Desde una perspectiva académica, los seres humanos, agentes racionales que expresan inclinaciones o preferencias sobre cómo quieren que se organice el mundo o se realicen las cosas, manifiestan su deseo en términos de lo que consideran que está bien o cómo debería ser, sin que ello suponga, necesaria, consciente o voluntariamente, haber considerado si contribuye o no al bienestar de los demás.

Las decisiones racionales son producto de cálculos estratégicos, los cuales implican una evaluación de costos y beneficios para alcanzar objetivos. Implica un ejercicio de razonamiento y reflexión.

Por otra parte, la literatura reconoce un segundo tipo de decisión, que tiene que ver con estímulos y reacciones de tipo emocional; esta ruta usualmente no incorpora una revisión de alternativas sobre un hecho y sus probables efectos.

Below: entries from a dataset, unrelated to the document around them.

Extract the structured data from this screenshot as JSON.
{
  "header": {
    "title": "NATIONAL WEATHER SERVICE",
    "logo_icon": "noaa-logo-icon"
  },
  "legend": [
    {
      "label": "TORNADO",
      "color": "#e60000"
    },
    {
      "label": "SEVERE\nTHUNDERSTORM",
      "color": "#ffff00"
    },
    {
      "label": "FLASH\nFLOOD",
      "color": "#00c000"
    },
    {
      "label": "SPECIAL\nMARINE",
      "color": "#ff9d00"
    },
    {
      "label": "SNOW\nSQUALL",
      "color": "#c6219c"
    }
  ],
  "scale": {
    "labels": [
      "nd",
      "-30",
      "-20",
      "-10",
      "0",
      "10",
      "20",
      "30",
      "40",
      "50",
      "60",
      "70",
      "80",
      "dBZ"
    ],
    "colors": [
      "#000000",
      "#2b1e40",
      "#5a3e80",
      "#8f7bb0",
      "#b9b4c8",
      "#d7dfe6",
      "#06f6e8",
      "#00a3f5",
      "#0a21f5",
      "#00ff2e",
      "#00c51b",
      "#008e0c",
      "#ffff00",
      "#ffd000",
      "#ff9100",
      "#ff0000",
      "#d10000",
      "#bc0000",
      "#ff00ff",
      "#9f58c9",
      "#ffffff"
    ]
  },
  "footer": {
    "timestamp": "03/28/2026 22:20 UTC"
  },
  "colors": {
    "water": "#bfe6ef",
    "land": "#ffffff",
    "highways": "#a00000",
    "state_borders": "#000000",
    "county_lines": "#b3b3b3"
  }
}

Desde el sociólogo alemán, Max Weber, quien lo explica bien, un amplio sector de los especialistas sostiene que las valoraciones que se sustentan en sentimientos o emociones suelen ser más bien decisiones que no se razonan lo suficiente. Bajo esta perspectiva estoy convencido que proceder de este modo en nuestras decisiones públicas puede derivar en escenarios poco deseables, irreversibles e inesperados. Un ejemplo en el que se puede profundizar es la votación a favor de la salida de Reino Unido de la Unión Europea.

Por supuesto que mi propuesta reside en considerar herramientas del método de decisión racional en aquellas determinaciones que impliquen un impacto colectivo, por mínimo que éste sea con respecto a las decisiones y preferencias que en ocasiones son de carácter emocional y percepciones subjetivas que, por definición, son acordes a intereses y experiencias personales y que no necesariamente son válidas y positivas para los otros. Sugiero que, no basta con que estemos bien, sino que es necesario que nuestra comunidad sea favorecida con las decisiones que tomamos y reflexionando sus alcances.